Regardless of whether you’re a school, a district, or a board, as well as the people in each, here is the dilemma. of a bad game versus a good game and how I would recommend people think about it:

1. You get elected, hired, or promoted, and you’re excited—you want to change the world for the better. You go to work and suddenly the weight of what you are attempting hits.

2. You get bogged down in the bureaucracy, often co-opted by it, because that is where the state places success. Success is where teachers teach to the test, administrators jump through unhelpful hoops they can’t see how to avoid, and the board adopts the tone of the compliant board. All accept the current state of accountability as a done deal even though they complain constantly knowing it isn’t right or good for kids.

3. No one is happy because of the misplaced notion of success, but outside of a Herculean effort no one can see a way out. Teachers leave by the truckload and those that are committed and stay do their best to live a schizophrenic life for the sake of the kids. Boards form tribes and bug the hell out of the superintendent, firing him/her when their frustration with the bureaucracy reaches the point where it exceeds the superintendent’s ability to respond. In the end, board’s protect the bureaucracy because they are told by the state that’s their job. The superintendent churn is bad for everyone.

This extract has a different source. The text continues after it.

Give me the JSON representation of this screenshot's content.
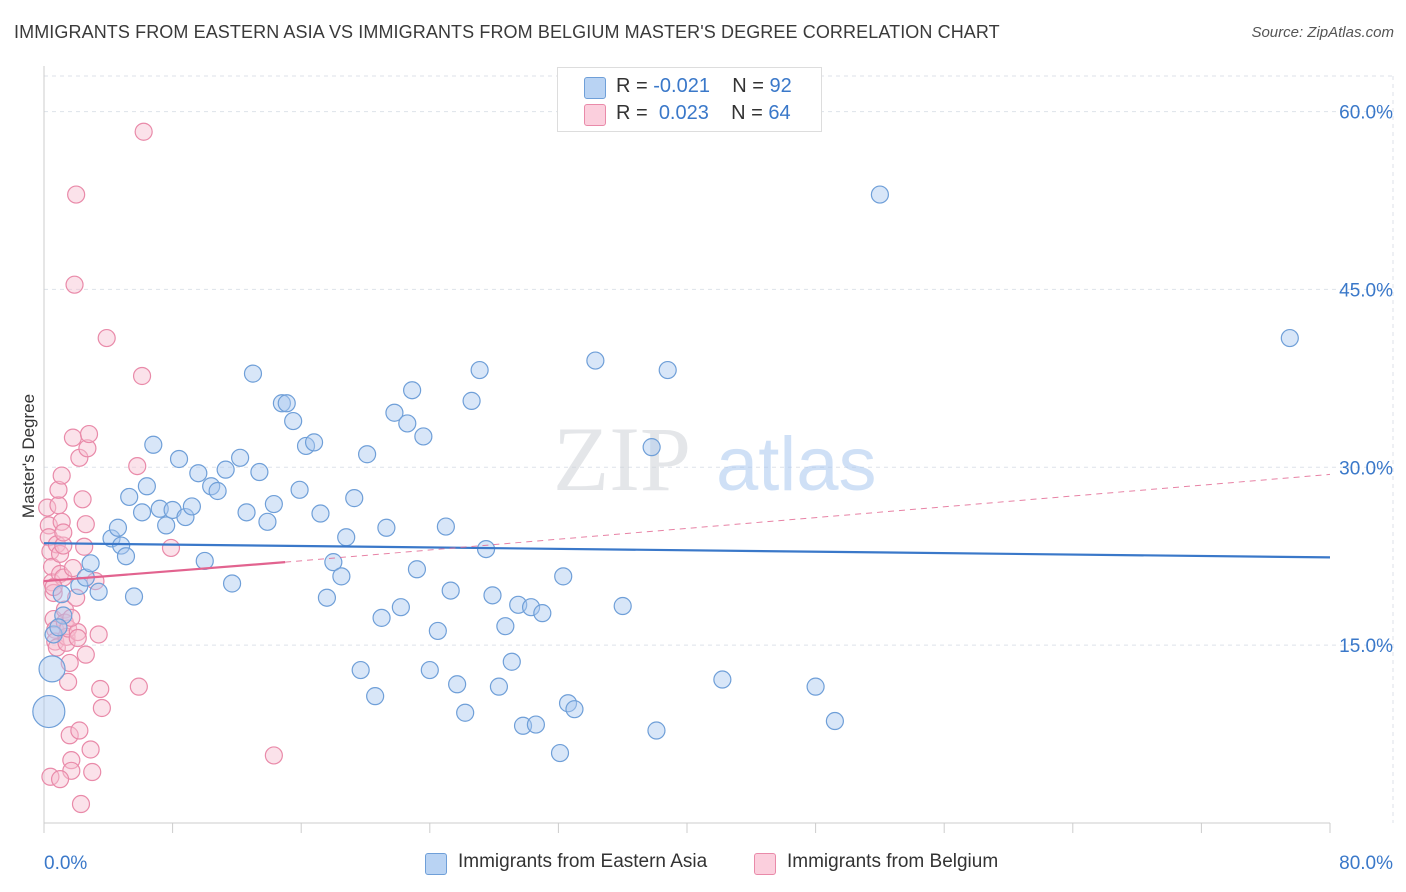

4. The state sees the dysfunction and responds with more compliance and more bureaucracy, because that is what they are good at. (Go back to #2 and hit repeat). Or they throw up their hands, declare the problem too big, and offer charter and choice as a capitulation.

5. A committed educational leader gets fed up. They accept that a buracratic organization is rudderless and commit to do something. That something generally takes two forms: rebellion against the bureaucracy and its accountability systems, and the desire to start serving the kids rather than the system. Care must be taken as the committed leader is frequently in a place the state judges as a poor performer, and the leader risks looking like an apologist unhappy with what most will accept as an accurate judgment.

6. Two parallel paths need to form. One is towards becoming a Learning Organization. The other is towards True Accountability. The order is less important than knowing that both paths exist and must be followed. Much care will need to be taken to ensure that the negative judgments in the state system are kept isolated from this work, which occurs in a very different system.

7. Each sub-organization within a school system must go down both paths in a manner unique to them. You must have accountable schools, an accountable central office, and an accountable board, and they must all be accountable for constant movement towards a Learning Organization. And never forget what accountability is: the system through which you build and maintain trust with your stakeholders, which are the students, their parents, and their community.

8. The new paths will frequently collide with the old. Care must be taken that the new work not be corrupted. The more fidelity and focus give to step #7, the more likely the school system will succeed in the real sense of the word.

9. The new way will be different to most. Much care will need to be given to induction, culture, community, etc., to ensure that the new way is supported and protected. The goal is to eliminate steps 2-6 above so that the process begins with excited people who are inducted into a Learning Organization with True Accountability as the driver so that the new becomes the norm and the old fades into the background.

Like a board game. But without dice. And way more important.